Timeout ambiguity. Your request to the payment processor times out after 30 seconds. Did it succeed? The processor might have received and processed it but the response was lost. This is the hardest problem in retry logic. My approach: record the attempt with a "pending" status, query the processor for the transaction status before retrying, and only retry if you can confirm the original didn't succeed.

Partial failures. A multi-step transaction — authorize, capture, settle — can fail partway through. You authorized the card, but the capture timed out. Now you have a hold on the customer's card with no corresponding charge. You need compensating actions: release the authorization if capture fails, and track the state of each step independently.

Duplicate charges. Even with idempotency keys, duplicates happen. Maybe the key TTL expired. Maybe you're integrating with a processor that doesn't support idempotency natively. Build reconciliation into your system from day one. A nightly job that compares your records against the processor's records catches duplicates before they become customer complaints.

Race conditions in concurrent retries. If your retry logic runs on multiple instances (which it does in any distributed system), two instances might retry the same failed transaction simultaneously. Both get through before the idempotency check kicks in. Use distributed locks or optimistic concurrency on the transaction record to prevent this.

When NOT to retry

Not every failure is retryable. Knowing when to stop is as important as knowing when to try again.

  • Hard declines. Expired card, stolen card, or insufficient funds. Retrying won't help and will annoy the issuer.
  • Fraud declines. The processor's fraud system flagged the transaction. Retrying is actively harmful — it looks like a fraud pattern.
  • Validation errors. Invalid card number, bad CVV, malformed request. Fix the input, don't retry the same bad data.
  • 4xx errors in general. These are client errors. Retrying the same request will produce the same result.
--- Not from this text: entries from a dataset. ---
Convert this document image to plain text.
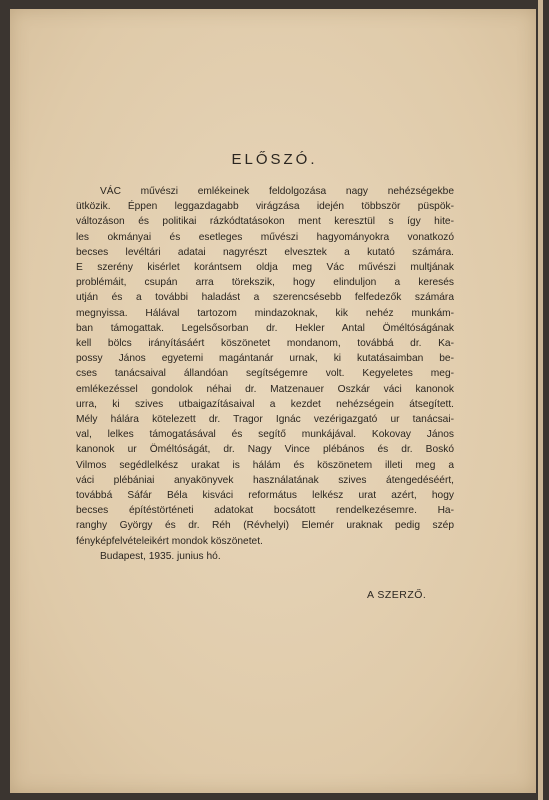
ELŐSZÓ.
VÁC művészi emlékeinek feldolgozása nagy nehézségekbe
ütközik. Éppen leggazdagabb virágzása idején többször püspök-
változáson és politikai rázkódtatásokon ment keresztül s így hite-
les okmányai és esetleges művészi hagyományokra vonatkozó
becses levéltári adatai nagyrészt elvesztek a kutató számára.
E szerény kisérlet korántsem oldja meg Vác művészi multjának
problémáit, csupán arra törekszik, hogy elinduljon a keresés
utján és a további haladást a szerencsésebb felfedezők számára
megnyissa. Hálával tartozom mindazoknak, kik nehéz munkám-
ban támogattak. Legelsősorban dr. Hekler Antal Öméltóságának
kell bölcs irányításáért köszönetet mondanom, továbbá dr. Ka-
possy János egyetemi magántanár urnak, ki kutatásaimban be-
cses tanácsaival állandóan segítségemre volt. Kegyeletes meg-
emlékezéssel gondolok néhai dr. Matzenauer Oszkár váci kanonok
urra, ki szives utbaigazításaival a kezdet nehézségein átsegített.
Mély hálára kötelezett dr. Tragor Ignác vezérigazgató ur tanácsai-
val, lelkes támogatásával és segítő munkájával. Kokovay János
kanonok ur Öméltóságát, dr. Nagy Vince plébános és dr. Boskó
Vilmos segédlelkész urakat is hálám és köszönetem illeti meg a
váci plébániai anyakönyvek használatának szives átengedéséért,
továbbá Sáfár Béla kisváci református lelkész urat azért, hogy
becses építéstörténeti adatokat bocsátott rendelkezésemre. Ha-
ranghy György és dr. Réh (Révhelyi) Elemér uraknak pedig szép
fényképfelvételeikért mondok köszönetet.
Budapest, 1935. junius hó.
A SZERZŐ.
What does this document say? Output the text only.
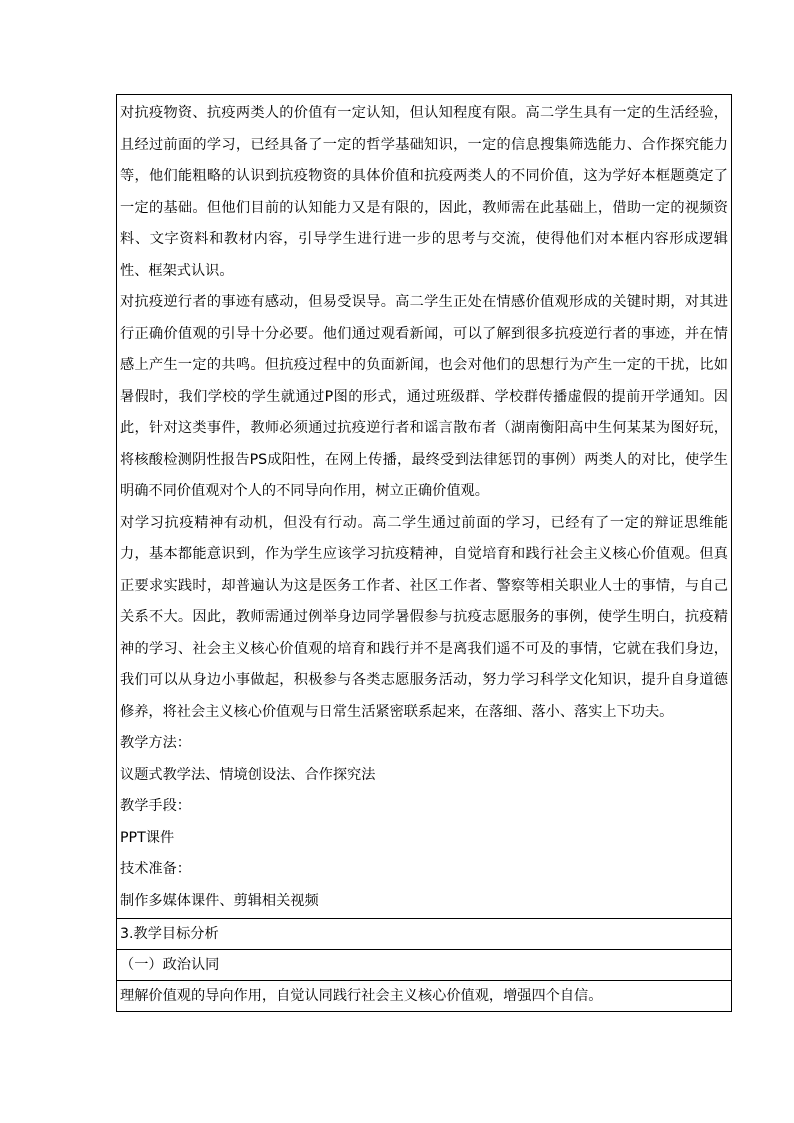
对抗疫物资、抗疫两类人的价值有一定认知，但认知程度有限。高二学生具有一定的生活经验，且经过前面的学习，已经具备了一定的哲学基础知识，一定的信息搜集筛选能力、合作探究能力等，他们能粗略的认识到抗疫物资的具体价值和抗疫两类人的不同价值，这为学好本框题奠定了一定的基础。但他们目前的认知能力又是有限的，因此，教师需在此基础上，借助一定的视频资料、文字资料和教材内容，引导学生进行进一步的思考与交流，使得他们对本框内容形成逻辑性、框架式认识。

对抗疫逆行者的事迹有感动，但易受误导。高二学生正处在情感价值观形成的关键时期，对其进行正确价值观的引导十分必要。他们通过观看新闻，可以了解到很多抗疫逆行者的事迹，并在情感上产生一定的共鸣。但抗疫过程中的负面新闻，也会对他们的思想行为产生一定的干扰，比如暑假时，我们学校的学生就通过P图的形式，通过班级群、学校群传播虚假的提前开学通知。因此，针对这类事件，教师必须通过抗疫逆行者和谣言散布者（湖南衡阳高中生何某某为图好玩，将核酸检测阴性报告PS成阳性，在网上传播，最终受到法律惩罚的事例）两类人的对比，使学生明确不同价值观对个人的不同导向作用，树立正确价值观。

对学习抗疫精神有动机，但没有行动。高二学生通过前面的学习，已经有了一定的辩证思维能力，基本都能意识到，作为学生应该学习抗疫精神，自觉培育和践行社会主义核心价值观。但真正要求实践时，却普遍认为这是医务工作者、社区工作者、警察等相关职业人士的事情，与自己关系不大。因此，教师需通过例举身边同学暑假参与抗疫志愿服务的事例，使学生明白，抗疫精神的学习、社会主义核心价值观的培育和践行并不是离我们遥不可及的事情，它就在我们身边，我们可以从身边小事做起，积极参与各类志愿服务活动，努力学习科学文化知识，提升自身道德修养，将社会主义核心价值观与日常生活紧密联系起来，在落细、落小、落实上下功夫。

教学方法：

议题式教学法、情境创设法、合作探究法

教学手段：

PPT课件

技术准备：

制作多媒体课件、剪辑相关视频

3.教学目标分析
（一）政治认同
理解价值观的导向作用，自觉认同践行社会主义核心价值观，增强四个自信。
Only retry on transient failures: network timeouts, 502/503/504 responses, connection resets, rate limits (with appropriate backoff). Everything else should fail fast and surface the error to the caller.

What I've learned the hard way

The retry mechanism itself needs monitoring. Track retry rates by endpoint, by error type, by time of day. A spike in retries is often the first signal of a downstream degradation — before the alerts fire, before the dashboards turn red.

Log every retry attempt with the original request ID, the retry count, the error that triggered it, and the delay before the next attempt. When something goes wrong (and it will), this log is the difference between a 10-minute investigation and a 4-hour one.

And test your retry logic under failure conditions, not just in happy-path integration tests. Kill the downstream service mid-request. Inject random timeouts. Simulate a processor that accepts the charge but drops the response. These scenarios aren't hypothetical — they're Tuesday.